I also used to run education cases, but in 2013 my firm lost its education legal help franchise following the changes in legislation for legal aid (the Legal Aid, Sentencing and Punishment of Offenders Act 2012). This has resulted in us having to turn away people who need help with education law as we cannot assist under the legal help scheme and they cannot afford to pay privately. Typical cases may involve university students who have suffered discrimination, or disabled children who are not receiving any or appropriate education.

I am not a fat cat lawyer. I have been working in human rights work since 2008 and currently earn £17,000 pa. I have 5 years of higher education under my belt, years of practical experience and specialist knowledge.  I don’t do the work I do for the money. I do the work because I care about my clients. But if my salary were to be cut, it would not be sustainable for me to keep doing this kind of work, no matter how much I love it.  I am 28 years old and have to live with my parents to make ends meet. I have £12,000 student debt.

I am desperately worried about the proposed changes to judicial review funding. The notion that a solicitor will only be paid if permission stage is reached will be devastating. Not getting to permission stage at court is very often a huge success: it means that the local authority has agreed to act without the case reaching a judge.

Volunteer designed by Stephen Borengasser from the Noun Project

I am a 26 year old Paralegal who can’t afford to move out my parents’ home

icon_26189I am a 26 year old Paralegal. I work for a public law team earning £14,060 pa. Public law involves any claim against a public body, such as a local authority or the prison service (these cases are known as “judicial review”).

A typical work day for me can include visiting clients in order to take instructions and provide advice. I often have to travel out to visit the client if they are in custody or are unable to travel to the office due to mental and/or physical disabilities and other complex needs. I need to communicate complex areas of law to often very vulnerable and distressed clients, which  requires a great deal of understanding and means spending additional time with them.

I might then conduct research in diverse areas of law – from Parole Board criteria for the release of life sentence prisoners to a local authority’s policies in relation to Special Guardianship payments.
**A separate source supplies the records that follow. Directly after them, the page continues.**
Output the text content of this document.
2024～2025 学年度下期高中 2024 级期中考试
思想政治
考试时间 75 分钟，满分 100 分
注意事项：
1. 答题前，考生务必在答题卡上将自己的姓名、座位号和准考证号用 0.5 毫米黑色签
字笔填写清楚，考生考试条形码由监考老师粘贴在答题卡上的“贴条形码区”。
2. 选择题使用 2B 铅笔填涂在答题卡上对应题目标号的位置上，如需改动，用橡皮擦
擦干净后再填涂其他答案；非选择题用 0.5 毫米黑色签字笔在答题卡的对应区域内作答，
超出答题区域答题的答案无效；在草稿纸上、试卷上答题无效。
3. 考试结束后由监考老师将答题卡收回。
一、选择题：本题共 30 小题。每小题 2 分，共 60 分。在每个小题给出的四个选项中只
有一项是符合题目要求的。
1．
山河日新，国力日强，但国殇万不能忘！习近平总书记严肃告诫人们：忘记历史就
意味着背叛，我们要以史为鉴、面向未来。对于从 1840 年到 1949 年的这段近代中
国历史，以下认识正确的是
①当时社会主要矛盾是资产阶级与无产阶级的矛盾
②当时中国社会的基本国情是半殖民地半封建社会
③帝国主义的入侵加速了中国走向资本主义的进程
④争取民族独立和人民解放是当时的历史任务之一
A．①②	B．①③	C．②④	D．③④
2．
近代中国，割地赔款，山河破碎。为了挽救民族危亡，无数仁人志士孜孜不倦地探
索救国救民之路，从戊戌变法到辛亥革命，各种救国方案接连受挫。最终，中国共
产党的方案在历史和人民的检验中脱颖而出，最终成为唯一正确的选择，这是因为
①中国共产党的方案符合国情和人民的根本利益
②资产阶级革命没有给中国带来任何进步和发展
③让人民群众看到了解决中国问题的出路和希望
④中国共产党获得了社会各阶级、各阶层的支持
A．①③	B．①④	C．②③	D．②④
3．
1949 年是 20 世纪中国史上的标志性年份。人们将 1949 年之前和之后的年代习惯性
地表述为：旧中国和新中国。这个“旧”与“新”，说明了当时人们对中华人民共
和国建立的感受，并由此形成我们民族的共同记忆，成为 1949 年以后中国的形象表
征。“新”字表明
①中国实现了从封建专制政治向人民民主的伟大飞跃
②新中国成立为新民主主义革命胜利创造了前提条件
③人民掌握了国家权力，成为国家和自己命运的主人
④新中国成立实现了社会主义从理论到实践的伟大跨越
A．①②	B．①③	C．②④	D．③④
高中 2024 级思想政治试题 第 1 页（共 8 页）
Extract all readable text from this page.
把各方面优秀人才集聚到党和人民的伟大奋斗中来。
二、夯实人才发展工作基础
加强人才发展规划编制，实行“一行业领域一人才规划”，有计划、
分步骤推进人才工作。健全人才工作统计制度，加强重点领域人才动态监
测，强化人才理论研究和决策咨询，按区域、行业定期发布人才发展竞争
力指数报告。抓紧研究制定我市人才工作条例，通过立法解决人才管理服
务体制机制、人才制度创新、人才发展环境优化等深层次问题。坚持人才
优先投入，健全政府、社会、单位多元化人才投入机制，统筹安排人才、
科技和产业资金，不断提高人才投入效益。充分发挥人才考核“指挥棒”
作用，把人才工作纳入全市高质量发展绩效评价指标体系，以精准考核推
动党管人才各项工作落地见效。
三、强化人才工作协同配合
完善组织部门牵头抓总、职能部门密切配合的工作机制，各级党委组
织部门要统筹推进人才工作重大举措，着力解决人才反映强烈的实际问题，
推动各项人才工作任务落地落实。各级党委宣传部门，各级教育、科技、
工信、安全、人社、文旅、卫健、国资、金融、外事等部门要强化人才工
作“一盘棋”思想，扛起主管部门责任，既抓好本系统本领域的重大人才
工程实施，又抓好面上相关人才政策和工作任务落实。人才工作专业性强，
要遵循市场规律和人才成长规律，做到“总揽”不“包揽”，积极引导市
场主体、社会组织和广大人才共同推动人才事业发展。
It takes experience and analysis to apply this research to the facts of a client’s case.

I’ll typically spend some time drafting and sending formal letters to the defendant, completing legal aid funding applications, preparing bundles of papers to issue (start) a case in court, and/or drafting instructions to barristers.

The kind of firm I work for, practicing public law, does not generally pay for the large fees law students have to pay to take professional law courses. This is in contrast to many corporate firms which can afford to sponsor prospective trainees. As a result, I am in approximately £28,000 of debt consisting of an £8,000 private bank loan and £20,000 of student debt.  Given my low salary I am not currently in a position to make student loan repayments but I do make bank loan repayments of £139 a month and will do so for the next 8 years. As a result of this I am unable, at the age of 26, to move out of my parents’ home. I simply cannot afford to live independently whilst also maintaining ownership of my car which is a requirement for my role.

The government’s cuts to legal aid will be so damaging because they will leave already vulnerable clients who have already been disproportionately affected by other cuts, and who often have very difficult life circumstances, without good quality legal recourse for legitimate grievances.